François Richer, dit parfois François d'Aube, était le neveu, à la mode de Bretagne, de Fontenelle. Sa mère, Marie le Bouyer de Fontenelle, qui épousa son père Alexandre-François Richer conseiller au parlement de Normandie, était en effet la cousine germaine du philosophe. Célibataire et sans enfants, celui-ci, alors sexagénaire, s'attacha à ce parent qu'il présenta au Régent, Philippe duc d’Orléans. Il obtint pour lui une charge de conseiller-maitre des requêtes au parlement de Rouen puis, en 1721, l'intendance de la généralité de Caen[1]. Richer y fut insulté dans une émeute provoquée par la hausse du prix du pain : son carrosse fut brisé et lui-même n’échappa qu’avec peine à la fureur de la populace. II passa en 1722 à l’intendance de la généralité de Soissons où il ne réussit guère mieux qu’à Caen.
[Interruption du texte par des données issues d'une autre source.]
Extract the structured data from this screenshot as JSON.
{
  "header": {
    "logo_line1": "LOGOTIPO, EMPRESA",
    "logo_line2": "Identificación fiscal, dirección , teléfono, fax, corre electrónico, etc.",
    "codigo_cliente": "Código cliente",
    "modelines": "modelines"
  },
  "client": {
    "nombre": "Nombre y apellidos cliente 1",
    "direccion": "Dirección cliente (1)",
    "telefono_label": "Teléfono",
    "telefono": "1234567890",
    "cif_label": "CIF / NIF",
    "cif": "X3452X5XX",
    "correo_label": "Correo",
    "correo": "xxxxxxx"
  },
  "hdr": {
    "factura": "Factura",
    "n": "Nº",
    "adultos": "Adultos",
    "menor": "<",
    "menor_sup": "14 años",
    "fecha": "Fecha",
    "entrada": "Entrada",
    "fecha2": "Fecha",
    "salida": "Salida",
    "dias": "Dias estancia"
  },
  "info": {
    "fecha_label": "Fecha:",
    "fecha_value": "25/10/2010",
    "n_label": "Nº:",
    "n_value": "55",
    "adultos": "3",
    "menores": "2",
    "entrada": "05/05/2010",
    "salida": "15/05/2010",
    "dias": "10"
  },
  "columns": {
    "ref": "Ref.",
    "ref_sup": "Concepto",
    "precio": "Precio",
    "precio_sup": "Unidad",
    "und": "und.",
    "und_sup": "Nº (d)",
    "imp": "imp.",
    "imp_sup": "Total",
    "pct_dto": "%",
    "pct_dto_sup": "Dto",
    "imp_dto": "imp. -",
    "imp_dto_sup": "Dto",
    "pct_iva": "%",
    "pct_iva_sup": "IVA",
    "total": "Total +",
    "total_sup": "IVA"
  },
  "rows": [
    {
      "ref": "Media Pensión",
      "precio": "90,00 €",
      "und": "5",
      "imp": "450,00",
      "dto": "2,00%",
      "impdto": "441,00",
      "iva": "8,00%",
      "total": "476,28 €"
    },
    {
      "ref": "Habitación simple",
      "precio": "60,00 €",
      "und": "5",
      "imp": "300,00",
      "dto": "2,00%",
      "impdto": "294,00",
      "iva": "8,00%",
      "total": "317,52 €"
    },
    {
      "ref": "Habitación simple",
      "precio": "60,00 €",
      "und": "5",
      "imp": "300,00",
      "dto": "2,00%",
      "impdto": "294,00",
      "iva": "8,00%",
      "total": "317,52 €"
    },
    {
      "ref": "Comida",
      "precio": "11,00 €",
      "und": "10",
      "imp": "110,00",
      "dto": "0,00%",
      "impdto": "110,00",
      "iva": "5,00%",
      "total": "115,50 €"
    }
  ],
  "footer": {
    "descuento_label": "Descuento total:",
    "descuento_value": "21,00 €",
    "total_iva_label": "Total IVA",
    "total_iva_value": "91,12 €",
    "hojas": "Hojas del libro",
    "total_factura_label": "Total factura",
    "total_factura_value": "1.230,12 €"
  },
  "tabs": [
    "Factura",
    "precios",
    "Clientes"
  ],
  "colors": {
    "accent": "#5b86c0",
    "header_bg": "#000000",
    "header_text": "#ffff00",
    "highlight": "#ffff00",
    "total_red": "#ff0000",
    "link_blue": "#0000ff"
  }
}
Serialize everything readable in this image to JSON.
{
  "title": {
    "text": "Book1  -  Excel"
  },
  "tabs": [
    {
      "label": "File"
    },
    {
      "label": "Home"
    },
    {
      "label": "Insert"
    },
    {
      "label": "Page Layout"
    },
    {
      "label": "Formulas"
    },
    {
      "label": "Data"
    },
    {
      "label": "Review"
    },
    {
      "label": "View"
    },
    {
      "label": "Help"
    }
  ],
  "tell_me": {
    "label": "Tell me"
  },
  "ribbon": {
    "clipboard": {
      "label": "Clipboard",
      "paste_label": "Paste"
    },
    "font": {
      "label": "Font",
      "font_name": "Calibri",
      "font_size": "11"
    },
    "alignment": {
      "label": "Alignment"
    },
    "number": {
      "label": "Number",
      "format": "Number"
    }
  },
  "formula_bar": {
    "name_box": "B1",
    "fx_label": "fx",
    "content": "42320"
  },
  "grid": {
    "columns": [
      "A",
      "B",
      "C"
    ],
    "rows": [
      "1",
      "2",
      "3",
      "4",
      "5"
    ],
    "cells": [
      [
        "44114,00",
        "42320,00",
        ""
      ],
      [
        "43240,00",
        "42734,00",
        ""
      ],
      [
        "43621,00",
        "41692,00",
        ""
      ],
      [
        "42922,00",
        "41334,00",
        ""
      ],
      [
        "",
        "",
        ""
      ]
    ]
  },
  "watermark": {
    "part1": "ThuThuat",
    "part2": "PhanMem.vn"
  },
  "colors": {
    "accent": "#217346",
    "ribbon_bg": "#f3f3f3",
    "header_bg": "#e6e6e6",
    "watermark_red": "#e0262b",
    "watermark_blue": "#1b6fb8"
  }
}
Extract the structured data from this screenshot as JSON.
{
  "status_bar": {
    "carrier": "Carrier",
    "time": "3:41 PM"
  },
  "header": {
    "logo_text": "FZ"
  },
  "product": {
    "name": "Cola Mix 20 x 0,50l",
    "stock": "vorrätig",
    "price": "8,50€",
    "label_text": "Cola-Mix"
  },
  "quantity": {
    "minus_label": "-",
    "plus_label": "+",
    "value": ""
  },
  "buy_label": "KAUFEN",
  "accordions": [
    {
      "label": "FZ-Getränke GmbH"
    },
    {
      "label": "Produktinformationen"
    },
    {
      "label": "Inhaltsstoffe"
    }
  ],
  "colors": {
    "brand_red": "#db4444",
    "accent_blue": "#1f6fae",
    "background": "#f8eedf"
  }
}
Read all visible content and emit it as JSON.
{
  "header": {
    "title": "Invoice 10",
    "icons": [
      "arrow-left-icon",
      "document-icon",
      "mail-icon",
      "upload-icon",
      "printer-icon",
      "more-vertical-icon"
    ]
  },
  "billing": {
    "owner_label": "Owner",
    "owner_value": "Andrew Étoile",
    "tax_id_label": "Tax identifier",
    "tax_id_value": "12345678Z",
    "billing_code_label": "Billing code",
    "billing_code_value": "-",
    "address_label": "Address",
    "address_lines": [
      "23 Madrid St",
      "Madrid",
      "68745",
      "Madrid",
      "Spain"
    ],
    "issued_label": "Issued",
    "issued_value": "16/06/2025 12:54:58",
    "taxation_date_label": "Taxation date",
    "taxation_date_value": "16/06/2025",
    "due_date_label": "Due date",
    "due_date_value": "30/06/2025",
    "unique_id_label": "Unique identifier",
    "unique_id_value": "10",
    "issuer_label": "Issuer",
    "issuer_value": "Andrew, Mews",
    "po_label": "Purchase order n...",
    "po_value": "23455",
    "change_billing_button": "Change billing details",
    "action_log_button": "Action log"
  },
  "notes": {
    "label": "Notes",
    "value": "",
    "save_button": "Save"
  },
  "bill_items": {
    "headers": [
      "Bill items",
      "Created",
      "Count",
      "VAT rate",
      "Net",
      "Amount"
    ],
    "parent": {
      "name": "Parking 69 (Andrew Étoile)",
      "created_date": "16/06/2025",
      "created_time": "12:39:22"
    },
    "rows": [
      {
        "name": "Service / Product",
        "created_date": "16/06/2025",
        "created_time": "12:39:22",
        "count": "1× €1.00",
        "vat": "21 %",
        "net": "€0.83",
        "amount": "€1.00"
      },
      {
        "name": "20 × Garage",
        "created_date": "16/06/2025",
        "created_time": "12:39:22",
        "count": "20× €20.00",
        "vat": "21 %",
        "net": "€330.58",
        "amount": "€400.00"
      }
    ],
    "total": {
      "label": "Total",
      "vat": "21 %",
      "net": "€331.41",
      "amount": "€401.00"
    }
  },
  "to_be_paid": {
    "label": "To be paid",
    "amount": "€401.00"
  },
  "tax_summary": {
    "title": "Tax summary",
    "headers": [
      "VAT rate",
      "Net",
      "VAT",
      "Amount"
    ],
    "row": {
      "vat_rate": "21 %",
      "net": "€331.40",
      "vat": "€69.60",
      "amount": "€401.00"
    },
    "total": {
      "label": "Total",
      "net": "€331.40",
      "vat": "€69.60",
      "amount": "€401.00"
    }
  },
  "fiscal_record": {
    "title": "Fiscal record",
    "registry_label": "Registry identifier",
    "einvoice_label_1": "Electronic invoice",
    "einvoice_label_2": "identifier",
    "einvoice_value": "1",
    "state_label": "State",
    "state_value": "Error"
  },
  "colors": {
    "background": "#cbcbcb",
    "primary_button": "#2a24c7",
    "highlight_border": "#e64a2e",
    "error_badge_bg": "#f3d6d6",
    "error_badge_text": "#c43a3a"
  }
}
II s'établit plus tard à Paris où Fontenelle l'accueillit à demeure dans son hôtel particulier de la rue Saint-Honoré. « Les relations des deux hommes ont défrayé les satires et les conversations du XVIIIe siècle. Ils étaient inséparables ; ils se complétaient admirablement l'un l'autre ; le neveu taquinait et contrariait sans cesse et l'oncle ripostait, mais toujours avec un sang-froid qui mettait d'Aube hors de lui. A part cela, d'Aube avait pour Fontenelle la plus affectueuse amitié. C'est dans les douze premières années du séjour chez Fontenelle que Richer composa son Essai sur les Principes du Droit et de la Morale, qu'il fit imprimer en 1743 [..].» (P. Larousse). Pierre-Joseph Odolant-Desnos dit de lui qu'il avait « de l’esprit et des connaissances […]. mais c’était un tour d’esprit tout différent de celui de son oncle, à qui il ressemblait encore moins par le caractère. II était haut, dur, colère, contrariant et pédant ; bon homme néanmoins, officieux même et généreux »[2]. Il est de fait que Richer s’était acquis une certaine célébrité par son ardeur pour la discussion. Cet homme d’esprit n'en fut pas moins un jurisconsulte compétent et laborieux. Mais il aurait sans doute été oublié sans ces vers de Rulhière :

Auriez-vous, par hasard, connu feu monsieur d’Aube,
Qu’une ardeur de dispute éveillait avant l’aube 
 […]
Que la bonté divine, arbitre de son sort
Lui donne le repos que nous rendit sa mort,
Si du moins il s'est tu devant ce grand arbitre.

Ces traits de caractère ont vraisemblablement nui à la réputation en France de son volumineux Essai sur les principes du droit et de la morale, l'un des rares ouvrages de synthèse du droit naturel et du droit des gens, publiés en langue française avant que ne paraissent les deux traités de Burlamaqui.

Pour le sénéchal conservateur Réal de Curban " ses raisonnements ne sont pas toujours justes, et […] ses principes sont presque tous faux" ; pour Dreux du Radier, Richer n'aurait été « ni assez savant ni assez profond pour un pareil ouvrage ».

Le livre eut davantage de succès hors de l'hexagone ; il sera même traduit en allemand en 1750 à Francfort. Le savant Dietrich-Heinrich Ludwig von Ompteda le jugera « assez bon et complet » et Samuel Formey rendra justice à Richer "pour avoir tenté de frayer de nouvelles routes […] après la publication des grands traités de Grotius et de Pufendorf" .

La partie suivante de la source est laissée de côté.